How limit cycles and quasi-cycles are related in systems with intrinsic noise

TLDR: In this paper, the authors formulate a description of fluctuations about the periodic orbit which allows the relation between the stochastic oscillations in the fixed-point phase and the oscillation in the limit cycle phase to be elucidated.

Abstract: Fluctuations and noise may alter the behaviour of dynamical systems considerably. For example, oscillations may be sustained by demographic fluctuations in biological systems where a stable fixed point is found in the absence of noise. We here extend the theoretical analysis of such stochastic effects to models which have a limit cycle for some range of the model parameters. We formulate a description of fluctuations about the periodic orbit which allows the relation between the stochastic oscillations in the fixed-point phase and the oscillations in the limit cycle phase to be elucidated.
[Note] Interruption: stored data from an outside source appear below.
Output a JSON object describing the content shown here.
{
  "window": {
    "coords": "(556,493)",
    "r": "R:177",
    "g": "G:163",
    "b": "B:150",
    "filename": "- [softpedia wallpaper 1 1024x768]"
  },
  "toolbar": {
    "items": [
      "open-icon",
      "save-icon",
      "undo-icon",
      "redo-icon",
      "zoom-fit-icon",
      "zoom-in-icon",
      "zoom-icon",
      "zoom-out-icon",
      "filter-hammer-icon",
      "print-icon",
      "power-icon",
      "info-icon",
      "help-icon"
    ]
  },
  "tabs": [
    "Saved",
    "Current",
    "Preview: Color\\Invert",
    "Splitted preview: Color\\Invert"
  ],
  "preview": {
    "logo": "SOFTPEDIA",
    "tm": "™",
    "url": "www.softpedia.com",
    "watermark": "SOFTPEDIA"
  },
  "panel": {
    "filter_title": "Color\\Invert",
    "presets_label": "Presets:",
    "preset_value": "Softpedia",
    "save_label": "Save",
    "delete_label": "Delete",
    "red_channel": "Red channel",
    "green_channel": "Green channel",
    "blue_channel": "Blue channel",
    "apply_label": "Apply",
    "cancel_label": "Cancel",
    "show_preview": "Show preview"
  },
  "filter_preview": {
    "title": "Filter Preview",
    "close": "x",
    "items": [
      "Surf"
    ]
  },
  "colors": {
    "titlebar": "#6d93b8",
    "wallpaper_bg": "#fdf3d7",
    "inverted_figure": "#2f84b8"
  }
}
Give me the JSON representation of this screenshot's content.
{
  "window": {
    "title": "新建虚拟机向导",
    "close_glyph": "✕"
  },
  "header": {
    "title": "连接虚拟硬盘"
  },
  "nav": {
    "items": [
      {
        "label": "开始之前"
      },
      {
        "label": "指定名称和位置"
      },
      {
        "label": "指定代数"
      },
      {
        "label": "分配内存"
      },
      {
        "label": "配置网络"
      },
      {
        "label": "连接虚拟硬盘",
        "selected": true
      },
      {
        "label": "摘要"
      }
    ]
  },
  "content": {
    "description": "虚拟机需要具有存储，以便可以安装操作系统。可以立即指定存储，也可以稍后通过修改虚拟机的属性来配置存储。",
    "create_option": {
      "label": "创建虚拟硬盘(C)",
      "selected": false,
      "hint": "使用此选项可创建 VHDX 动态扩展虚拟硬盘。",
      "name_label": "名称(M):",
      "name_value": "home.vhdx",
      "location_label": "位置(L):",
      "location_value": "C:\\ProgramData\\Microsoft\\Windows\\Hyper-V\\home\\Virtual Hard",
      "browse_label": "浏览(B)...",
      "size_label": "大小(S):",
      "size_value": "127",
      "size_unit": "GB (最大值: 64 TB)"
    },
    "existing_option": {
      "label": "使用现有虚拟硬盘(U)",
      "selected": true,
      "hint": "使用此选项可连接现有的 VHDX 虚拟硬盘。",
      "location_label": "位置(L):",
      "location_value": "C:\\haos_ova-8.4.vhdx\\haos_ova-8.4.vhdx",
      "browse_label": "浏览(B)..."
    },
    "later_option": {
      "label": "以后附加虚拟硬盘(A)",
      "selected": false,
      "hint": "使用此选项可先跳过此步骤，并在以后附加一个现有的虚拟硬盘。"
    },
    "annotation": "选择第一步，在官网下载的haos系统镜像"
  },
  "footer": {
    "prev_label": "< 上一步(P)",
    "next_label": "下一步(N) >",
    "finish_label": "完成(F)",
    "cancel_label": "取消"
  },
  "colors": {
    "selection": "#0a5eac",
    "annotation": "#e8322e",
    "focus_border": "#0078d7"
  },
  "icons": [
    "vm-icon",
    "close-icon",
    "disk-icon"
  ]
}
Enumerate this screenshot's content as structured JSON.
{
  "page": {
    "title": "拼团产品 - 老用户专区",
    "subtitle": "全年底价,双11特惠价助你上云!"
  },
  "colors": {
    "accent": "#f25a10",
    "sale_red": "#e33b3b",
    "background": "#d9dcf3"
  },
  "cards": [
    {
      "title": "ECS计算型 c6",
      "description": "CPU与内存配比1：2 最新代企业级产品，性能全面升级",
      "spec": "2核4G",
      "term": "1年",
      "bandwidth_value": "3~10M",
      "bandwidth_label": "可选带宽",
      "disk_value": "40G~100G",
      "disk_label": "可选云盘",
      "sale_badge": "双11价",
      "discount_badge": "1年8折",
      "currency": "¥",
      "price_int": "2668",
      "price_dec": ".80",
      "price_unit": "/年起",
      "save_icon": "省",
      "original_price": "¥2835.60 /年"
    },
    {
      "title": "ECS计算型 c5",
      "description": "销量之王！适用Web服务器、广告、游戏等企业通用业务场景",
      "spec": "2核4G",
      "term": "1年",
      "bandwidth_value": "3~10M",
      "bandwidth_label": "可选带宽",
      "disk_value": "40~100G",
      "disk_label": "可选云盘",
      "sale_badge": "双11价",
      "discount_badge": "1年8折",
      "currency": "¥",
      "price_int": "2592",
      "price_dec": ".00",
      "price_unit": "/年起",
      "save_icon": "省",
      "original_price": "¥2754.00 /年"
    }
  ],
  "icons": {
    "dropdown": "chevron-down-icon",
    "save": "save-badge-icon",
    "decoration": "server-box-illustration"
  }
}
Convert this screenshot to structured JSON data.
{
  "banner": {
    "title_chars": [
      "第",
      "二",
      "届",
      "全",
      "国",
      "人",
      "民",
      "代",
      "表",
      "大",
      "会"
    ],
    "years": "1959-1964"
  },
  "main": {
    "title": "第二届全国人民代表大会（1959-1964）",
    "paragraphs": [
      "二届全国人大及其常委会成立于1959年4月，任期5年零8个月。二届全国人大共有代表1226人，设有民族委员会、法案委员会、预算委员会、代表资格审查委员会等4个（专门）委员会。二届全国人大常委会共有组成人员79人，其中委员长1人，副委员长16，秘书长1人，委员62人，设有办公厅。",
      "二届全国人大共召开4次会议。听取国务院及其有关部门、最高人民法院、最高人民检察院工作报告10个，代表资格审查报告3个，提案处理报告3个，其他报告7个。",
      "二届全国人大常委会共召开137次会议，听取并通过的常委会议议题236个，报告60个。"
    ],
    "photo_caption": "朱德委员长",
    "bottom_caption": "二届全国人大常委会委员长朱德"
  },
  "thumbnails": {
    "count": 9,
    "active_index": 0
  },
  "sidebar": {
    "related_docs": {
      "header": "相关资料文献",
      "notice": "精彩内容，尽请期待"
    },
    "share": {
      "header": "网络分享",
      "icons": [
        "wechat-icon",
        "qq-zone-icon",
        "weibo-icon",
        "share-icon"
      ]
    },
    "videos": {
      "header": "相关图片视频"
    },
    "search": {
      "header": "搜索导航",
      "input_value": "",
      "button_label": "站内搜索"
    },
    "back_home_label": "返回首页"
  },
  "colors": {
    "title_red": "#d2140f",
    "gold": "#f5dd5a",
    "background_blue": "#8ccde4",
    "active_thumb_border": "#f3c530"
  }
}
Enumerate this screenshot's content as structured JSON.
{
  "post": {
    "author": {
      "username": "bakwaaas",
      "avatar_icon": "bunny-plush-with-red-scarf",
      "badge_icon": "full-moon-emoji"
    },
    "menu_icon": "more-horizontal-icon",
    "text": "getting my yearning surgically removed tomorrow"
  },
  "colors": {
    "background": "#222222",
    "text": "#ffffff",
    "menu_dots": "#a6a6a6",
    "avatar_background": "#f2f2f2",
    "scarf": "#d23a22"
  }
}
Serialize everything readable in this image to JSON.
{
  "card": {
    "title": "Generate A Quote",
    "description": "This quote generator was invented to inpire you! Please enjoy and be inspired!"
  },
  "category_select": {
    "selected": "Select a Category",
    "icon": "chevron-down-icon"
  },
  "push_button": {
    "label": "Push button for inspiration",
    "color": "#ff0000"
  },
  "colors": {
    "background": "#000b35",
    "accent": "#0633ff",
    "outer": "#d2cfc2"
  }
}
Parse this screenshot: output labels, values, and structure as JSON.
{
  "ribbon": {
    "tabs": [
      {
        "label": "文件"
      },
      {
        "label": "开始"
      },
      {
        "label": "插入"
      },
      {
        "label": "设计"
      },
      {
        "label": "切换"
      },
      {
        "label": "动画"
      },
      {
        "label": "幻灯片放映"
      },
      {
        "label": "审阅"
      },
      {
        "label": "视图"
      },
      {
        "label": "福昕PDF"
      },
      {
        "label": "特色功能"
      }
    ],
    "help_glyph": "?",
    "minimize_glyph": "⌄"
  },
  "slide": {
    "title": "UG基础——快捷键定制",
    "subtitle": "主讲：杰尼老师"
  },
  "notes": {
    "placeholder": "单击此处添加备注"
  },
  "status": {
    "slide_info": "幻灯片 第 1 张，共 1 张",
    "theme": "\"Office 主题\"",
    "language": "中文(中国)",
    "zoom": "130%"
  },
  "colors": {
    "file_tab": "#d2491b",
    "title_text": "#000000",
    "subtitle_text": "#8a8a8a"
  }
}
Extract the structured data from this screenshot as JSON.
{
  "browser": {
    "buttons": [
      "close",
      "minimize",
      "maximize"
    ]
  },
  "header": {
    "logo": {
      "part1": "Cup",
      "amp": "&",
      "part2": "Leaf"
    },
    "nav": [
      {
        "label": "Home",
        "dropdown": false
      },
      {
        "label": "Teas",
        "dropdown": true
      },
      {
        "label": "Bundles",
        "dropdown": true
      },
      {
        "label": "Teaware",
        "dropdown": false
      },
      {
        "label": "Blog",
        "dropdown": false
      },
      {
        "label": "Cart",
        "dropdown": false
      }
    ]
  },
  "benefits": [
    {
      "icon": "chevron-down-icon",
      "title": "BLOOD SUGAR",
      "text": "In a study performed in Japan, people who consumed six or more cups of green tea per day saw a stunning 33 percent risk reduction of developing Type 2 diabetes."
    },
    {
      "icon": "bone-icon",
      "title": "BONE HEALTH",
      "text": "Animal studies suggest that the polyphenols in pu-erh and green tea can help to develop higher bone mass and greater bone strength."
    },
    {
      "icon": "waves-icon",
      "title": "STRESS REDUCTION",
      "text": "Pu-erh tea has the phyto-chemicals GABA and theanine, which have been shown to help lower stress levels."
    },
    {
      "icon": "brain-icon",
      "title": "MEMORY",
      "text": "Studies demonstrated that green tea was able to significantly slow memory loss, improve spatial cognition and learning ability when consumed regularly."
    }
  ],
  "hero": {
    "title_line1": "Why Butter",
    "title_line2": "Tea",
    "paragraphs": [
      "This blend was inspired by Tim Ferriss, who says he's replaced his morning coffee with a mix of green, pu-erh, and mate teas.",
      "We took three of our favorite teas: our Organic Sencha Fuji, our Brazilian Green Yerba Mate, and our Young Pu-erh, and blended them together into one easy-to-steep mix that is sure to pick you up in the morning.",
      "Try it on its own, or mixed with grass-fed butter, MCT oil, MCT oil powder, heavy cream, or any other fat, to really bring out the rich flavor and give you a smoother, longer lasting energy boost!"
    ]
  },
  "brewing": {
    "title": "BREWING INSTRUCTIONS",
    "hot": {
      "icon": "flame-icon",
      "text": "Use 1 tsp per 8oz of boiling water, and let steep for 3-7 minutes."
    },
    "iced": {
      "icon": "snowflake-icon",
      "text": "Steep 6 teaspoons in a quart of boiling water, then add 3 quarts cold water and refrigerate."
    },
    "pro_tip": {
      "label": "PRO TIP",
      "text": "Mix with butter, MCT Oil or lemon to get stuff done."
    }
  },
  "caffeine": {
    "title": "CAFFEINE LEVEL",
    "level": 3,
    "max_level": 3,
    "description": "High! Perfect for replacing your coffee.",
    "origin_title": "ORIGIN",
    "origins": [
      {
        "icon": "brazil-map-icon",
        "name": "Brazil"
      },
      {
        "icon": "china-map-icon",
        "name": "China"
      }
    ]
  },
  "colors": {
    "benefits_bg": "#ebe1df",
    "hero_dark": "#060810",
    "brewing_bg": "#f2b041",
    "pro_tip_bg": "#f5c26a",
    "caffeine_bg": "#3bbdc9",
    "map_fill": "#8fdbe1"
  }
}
In the case of the limit cycle, a suitable transformation into a co-moving frame allows fluctuations transverse and longitudinal with respect to the limit cycle to be effectively decoupled. While longitudinal fluctuations are of a diffusive nature, those in the transverse direction follow a stochastic path more akin to that of an Ornstein-Uhlenbeck process. Their power spectrum is computed analytically within a van Kampen expansion in the inverse system size. The subsequent comparison with numerical simulations, carried out in two different ways, illustrates the effects that can occur due to diffusion in the longitudinal direction.